Non aspettatevi nulla di particolare pero’.
Alcuni provider non hanno nessun interesse in che cosa succede, noi stessi
non abbiamo avuto alcuna risposta da alcuni di loro pur mandando
informazioni complete su cio’ che era successo.
Internet non e’
sicura, e gli ISP (provider) e persino l’ IETF (l’ organo preposto
alla gestione ed alla standardizzazione) non prevedono di fare nulla al
riguardo (almeno nell’ immediato).
Questo significa che NOI dobbiamo farci carico di proteggere i NOSTRI
sistemi o ne soffriremo le conseguenze.
Indice
Esistono due diverse
possibilita’ che dipendono essenzialmente dal tipo di utilizzo di
Internet che voi fate e dal grado di sicurezza e prestazioni.
Entrambe pero’ svolgono bene il loro
lavoro e servono allo scopo.
La soluzione software
e’ piu’ indicata per l’ uso personale, per le soluzioni mono PC o
per chi guarda al prezzo.
Risiede direttamente sul PC collegato ad Internet ed utilizza parte della
potenza del PC per monitorare continuamente la linea per controllare
eventuali malintenzionati.
La soluzione
hardware, che costa di piu’, e’ piu’ indicata per le reti, offre
maggiore velocita’ di accesso alla rete, un blocco dei tentativi di
ingresso prima che questi arrivino direttamente al PC ed alcune funzioni
in piu’.
Un’ altra funzione
che alcuni di questi hw/sw possono offrire e’ una black list (lista
nera) di siti a cui non si vuole che chi usa il PC acceda, tra questi ad
esempio siti che parlano esplicitamente di sesso, droga o altro.
Indice
La prima tecnica
utilizzata da un firewall e’ quella di NAT (Network Address
Translation).
Questa tecnica prevista da tutti i firewall camuffa i sistema della rete
con indirizzi IP che gli hackers non riescono a vedere da Internet.

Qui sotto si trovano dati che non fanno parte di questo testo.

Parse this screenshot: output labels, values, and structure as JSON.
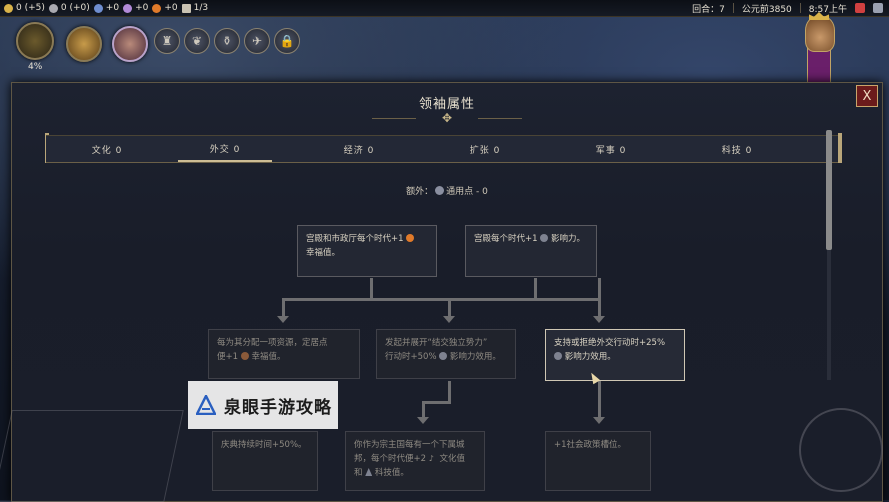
{
  "topbar": {
    "resources": [
      {
        "icon": "gold-icon",
        "text": "0 (+5)",
        "color": "#d9b34a"
      },
      {
        "icon": "production-icon",
        "text": "0 (+0)",
        "color": "#a9a9b0"
      },
      {
        "icon": "science-icon",
        "text": "+0",
        "color": "#6f8ed0"
      },
      {
        "icon": "culture-icon",
        "text": "+0",
        "color": "#b28ad8"
      },
      {
        "icon": "happiness-icon",
        "text": "+0",
        "color": "#e07a2a"
      },
      {
        "icon": "settlement-icon",
        "text": "1/3",
        "color": "#c9c2b2"
      }
    ],
    "turn_label": "回合：7",
    "year": "公元前3850",
    "time": "8:57上午"
  },
  "hud": {
    "age_progress": "4%"
  },
  "panel": {
    "title": "领袖属性",
    "close": "X",
    "tabs": [
      {
        "label": "文化 0",
        "active": false
      },
      {
        "label": "外交 0",
        "active": true
      },
      {
        "label": "经济 0",
        "active": false
      },
      {
        "label": "扩张 0",
        "active": false
      },
      {
        "label": "军事 0",
        "active": false
      },
      {
        "label": "科技 0",
        "active": false
      }
    ],
    "extra_prefix": "额外：",
    "extra_value": "通用点 - 0"
  },
  "tree": {
    "row1_left_a": "宫殿和市政厅每个时代+1",
    "row1_left_b": "幸福值。",
    "row1_right_a": "宫殿每个时代+1",
    "row1_right_b": "影响力。",
    "row2_left_a": "每为其分配一项资源，定居点",
    "row2_left_b": "便+1",
    "row2_left_c": "幸福值。",
    "row2_mid_a": "发起并展开“结交独立势力”",
    "row2_mid_b": "行动时+50%",
    "row2_mid_c": "影响力效用。",
    "row2_right_a": "支持或拒绝外交行动时+25%",
    "row2_right_b": "影响力效用。",
    "row3_left": "庆典持续时间+50%。",
    "row3_mid_a": "你作为宗主国每有一个下属城",
    "row3_mid_b": "邦，每个时代便+2",
    "row3_mid_c": "文化值",
    "row3_mid_d": "和",
    "row3_mid_e": "科技值。",
    "row3_right": "+1社会政策槽位。"
  },
  "watermark": {
    "text": "泉眼手游攻略"
  }
}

Un dispositivo NAT converte automaticamente gli indirizzi della rete
interna ad indirizzi Internet sicuri e protegge efficacemente contro la
maggior parte delle intrusioni anche se non aiuta molto contro attacchi
piu’ sofisticati.
Altre tecniche utilizzate sono quelle di identificare, controllare e
filtrare i pacchetti in entrata ed in uscita dalla rete; di controllare la
validita’ degli indirizzi IP, di tracciare dinamicamente le connessioni.
Comunque, in linea di
massima ci sono tre tecniche base per operare con un firewall.
La prima e piu’ semplice e’ il filtraggio dei pacchetti (packet
filter).
Molti routers possono essere configurati per questa tecnica che permette
di assegnare dei ruoli di controllo per ciascun tipo di pacchetto (o per
la maggior parte) che passa sulla rete.
Per esempio un particolare indirizzo IP o una sottorete, o una particolare
porta TCP o UDP o una combinazione di queste proprieta’ possono essere
bloccate.
In molti dei moderni routers aggiungere questa tecnica di controlla non
porta ad appesantimenti sui tempi di riposta.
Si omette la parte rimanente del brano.